Ragma turned and glared at me.
“You!” he said. “Just what did you do to poor Doctor M’mrm’mlrr, anyway?”
“Come again? My hearing seems to have been affected.”
“What did you do to Doctor M’mrm’mlrr?”
“Thank you. That is what I thought you said. Damned if I know. Who is Doctor Murmur?”
“M’mrm’mlrr,” he corrected. “Doctor M’mrm’mlrr is the telepathic analyst I brought to examine you. We made a good connection and got him here ahead of schedule. Then the first thing you do when he tries to examine you is incapacitate him.”

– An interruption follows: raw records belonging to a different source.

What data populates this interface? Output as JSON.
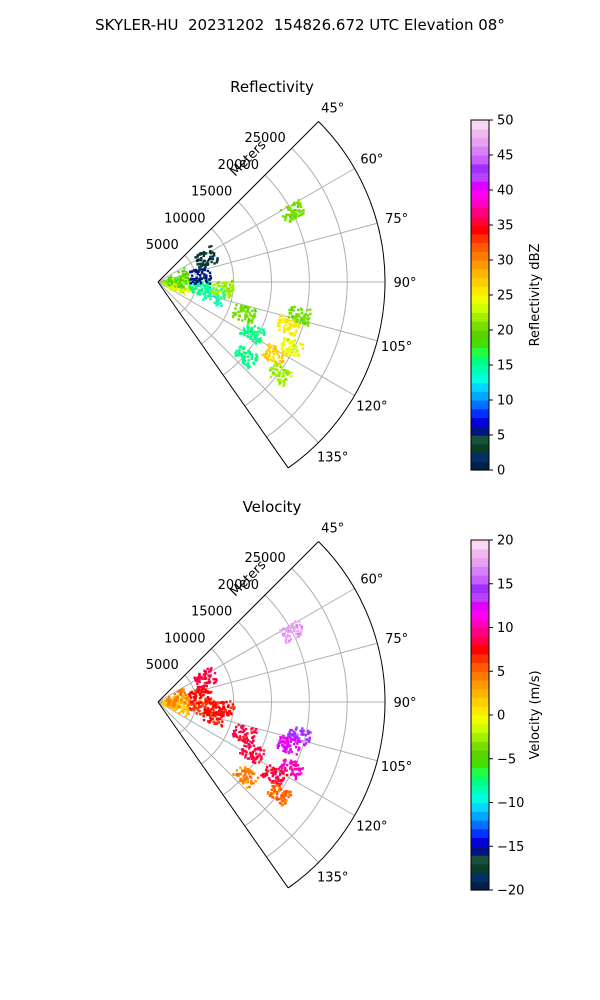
{
  "figure_title": "SKYLER-HU  20231202  154826.672 UTC Elevation 08°",
  "chart_data": [
    {
      "type": "heatmap",
      "subtype": "polar-sector-ppi",
      "title": "Reflectivity",
      "range_axis_label": "Meters",
      "range_ticks": [
        5000,
        10000,
        15000,
        20000,
        25000
      ],
      "range_tick_labels": [
        "5000",
        "10000",
        "15000",
        "20000",
        "25000"
      ],
      "range_max": 30000,
      "azimuth_range_deg": [
        45,
        145
      ],
      "azimuth_ticks": [
        45,
        60,
        75,
        90,
        105,
        120,
        135
      ],
      "azimuth_tick_labels": [
        "45°",
        "60°",
        "75°",
        "90°",
        "105°",
        "120°",
        "135°"
      ],
      "grid": true,
      "colorbar": {
        "label": "Reflectivity dBZ",
        "range": [
          0,
          50
        ],
        "ticks": [
          0,
          5,
          10,
          15,
          20,
          25,
          30,
          35,
          40,
          45,
          50
        ],
        "tick_labels": [
          "0",
          "5",
          "10",
          "15",
          "20",
          "25",
          "30",
          "35",
          "40",
          "45",
          "50"
        ],
        "colors": [
          "#00204c",
          "#00306a",
          "#0a3d2c",
          "#164f3a",
          "#00137f",
          "#0000d8",
          "#0030ff",
          "#0070ff",
          "#00a8ff",
          "#00d8ff",
          "#00ffe0",
          "#00ffb0",
          "#00ff80",
          "#22ff40",
          "#44e000",
          "#5ad200",
          "#78e000",
          "#a0f000",
          "#ccff00",
          "#f0ff00",
          "#ffe800",
          "#ffd000",
          "#ffb400",
          "#ff9a00",
          "#ff7a00",
          "#ff5a00",
          "#ff3000",
          "#ff0000",
          "#ff0040",
          "#ff0080",
          "#ff00c0",
          "#ff00f0",
          "#e000ff",
          "#b840ff",
          "#a030ff",
          "#c860ff",
          "#d880ff",
          "#e8a0f0",
          "#f0b8ec",
          "#f8d8f4"
        ],
        "location": "right"
      },
      "echo_cells": [
        {
          "range_m": 2000,
          "azimuth_deg": 90,
          "value": 22
        },
        {
          "range_m": 2800,
          "azimuth_deg": 96,
          "value": 24
        },
        {
          "range_m": 2600,
          "azimuth_deg": 80,
          "value": 19
        },
        {
          "range_m": 5500,
          "azimuth_deg": 95,
          "value": 16
        },
        {
          "range_m": 7500,
          "azimuth_deg": 103,
          "value": 14
        },
        {
          "range_m": 8500,
          "azimuth_deg": 95,
          "value": 22
        },
        {
          "range_m": 5600,
          "azimuth_deg": 80,
          "value": 6
        },
        {
          "range_m": 7000,
          "azimuth_deg": 62,
          "value": 3
        },
        {
          "range_m": 12000,
          "azimuth_deg": 110,
          "value": 20
        },
        {
          "range_m": 14000,
          "azimuth_deg": 118,
          "value": 16
        },
        {
          "range_m": 19000,
          "azimuth_deg": 103,
          "value": 20
        },
        {
          "range_m": 18000,
          "azimuth_deg": 108,
          "value": 26
        },
        {
          "range_m": 19500,
          "azimuth_deg": 116,
          "value": 24
        },
        {
          "range_m": 18000,
          "azimuth_deg": 122,
          "value": 27
        },
        {
          "range_m": 20000,
          "azimuth_deg": 127,
          "value": 22
        },
        {
          "range_m": 20000,
          "azimuth_deg": 62,
          "value": 20
        },
        {
          "range_m": 15000,
          "azimuth_deg": 130,
          "value": 15
        }
      ]
    },
    {
      "type": "heatmap",
      "subtype": "polar-sector-ppi",
      "title": "Velocity",
      "range_axis_label": "Meters",
      "range_ticks": [
        5000,
        10000,
        15000,
        20000,
        25000
      ],
      "range_tick_labels": [
        "5000",
        "10000",
        "15000",
        "20000",
        "25000"
      ],
      "range_max": 30000,
      "azimuth_range_deg": [
        45,
        145
      ],
      "azimuth_ticks": [
        45,
        60,
        75,
        90,
        105,
        120,
        135
      ],
      "azimuth_tick_labels": [
        "45°",
        "60°",
        "75°",
        "90°",
        "105°",
        "120°",
        "135°"
      ],
      "grid": true,
      "colorbar": {
        "label": "Velocity (m/s)",
        "range": [
          -20,
          20
        ],
        "ticks": [
          -20,
          -15,
          -10,
          -5,
          0,
          5,
          10,
          15,
          20
        ],
        "tick_labels": [
          "−20",
          "−15",
          "−10",
          "−5",
          "0",
          "5",
          "10",
          "15",
          "20"
        ],
        "colors": [
          "#00204c",
          "#00306a",
          "#0a3d2c",
          "#164f3a",
          "#00137f",
          "#0000d8",
          "#0030ff",
          "#0070ff",
          "#00a8ff",
          "#00d8ff",
          "#00ffe0",
          "#00ffb0",
          "#00ff80",
          "#22ff40",
          "#44e000",
          "#5ad200",
          "#78e000",
          "#a0f000",
          "#ccff00",
          "#f0ff00",
          "#ffe800",
          "#ffd000",
          "#ffb400",
          "#ff9a00",
          "#ff7a00",
          "#ff5a00",
          "#ff3000",
          "#ff0000",
          "#ff0040",
          "#ff0080",
          "#ff00c0",
          "#ff00f0",
          "#e000ff",
          "#b840ff",
          "#a030ff",
          "#c860ff",
          "#d880ff",
          "#e8a0f0",
          "#f0b8ec",
          "#f8d8f4"
        ],
        "location": "right"
      },
      "echo_cells": [
        {
          "range_m": 2000,
          "azimuth_deg": 90,
          "value": 1
        },
        {
          "range_m": 2800,
          "azimuth_deg": 96,
          "value": 2
        },
        {
          "range_m": 2600,
          "azimuth_deg": 80,
          "value": 4
        },
        {
          "range_m": 5500,
          "azimuth_deg": 95,
          "value": 6
        },
        {
          "range_m": 7500,
          "azimuth_deg": 103,
          "value": 7
        },
        {
          "range_m": 8500,
          "azimuth_deg": 95,
          "value": 7
        },
        {
          "range_m": 5600,
          "azimuth_deg": 80,
          "value": 7
        },
        {
          "range_m": 7000,
          "azimuth_deg": 62,
          "value": 8
        },
        {
          "range_m": 12000,
          "azimuth_deg": 110,
          "value": 8
        },
        {
          "range_m": 14000,
          "azimuth_deg": 118,
          "value": 8
        },
        {
          "range_m": 19000,
          "azimuth_deg": 103,
          "value": 14
        },
        {
          "range_m": 18000,
          "azimuth_deg": 108,
          "value": 12
        },
        {
          "range_m": 19500,
          "azimuth_deg": 116,
          "value": 10
        },
        {
          "range_m": 18000,
          "azimuth_deg": 122,
          "value": 8
        },
        {
          "range_m": 20000,
          "azimuth_deg": 127,
          "value": 5
        },
        {
          "range_m": 20000,
          "azimuth_deg": 62,
          "value": 17
        },
        {
          "range_m": 15000,
          "azimuth_deg": 130,
          "value": 4
        }
      ]
    }
  ]
}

“That thing,” I inquired, gesturing at the tub and its occupant, “is the telepath?”
“Not everyone is a member of the animal kingdom, as you define it,” he said. “The doctor is a representative of a totally different line of life development than your own. Anything wrong with that? Are you prejudiced against plants or something?”
“My prejudice is against being seized, squeezed and waved about in the air.”
“The doctor practices a technique known as assault therapy.”
“Then he should make allowance for the occasional patient who is not a pacifist. I don’t know what I did, but I am glad that I did it.”
Ragma turned away, cocked his head as if studying a gramophone horn, then announced, “He is feeling better. He wishes to meditate for a time. We are to leave the light on. It should not be overlong.”
The vines stirred, moved to bunch themselves near the special lamp. Doctor M’mrm’mlrr grew still.
“Why does he want to assault his patients?” I asked. “It seems somewhat counterproductive to the building up of a good practice.”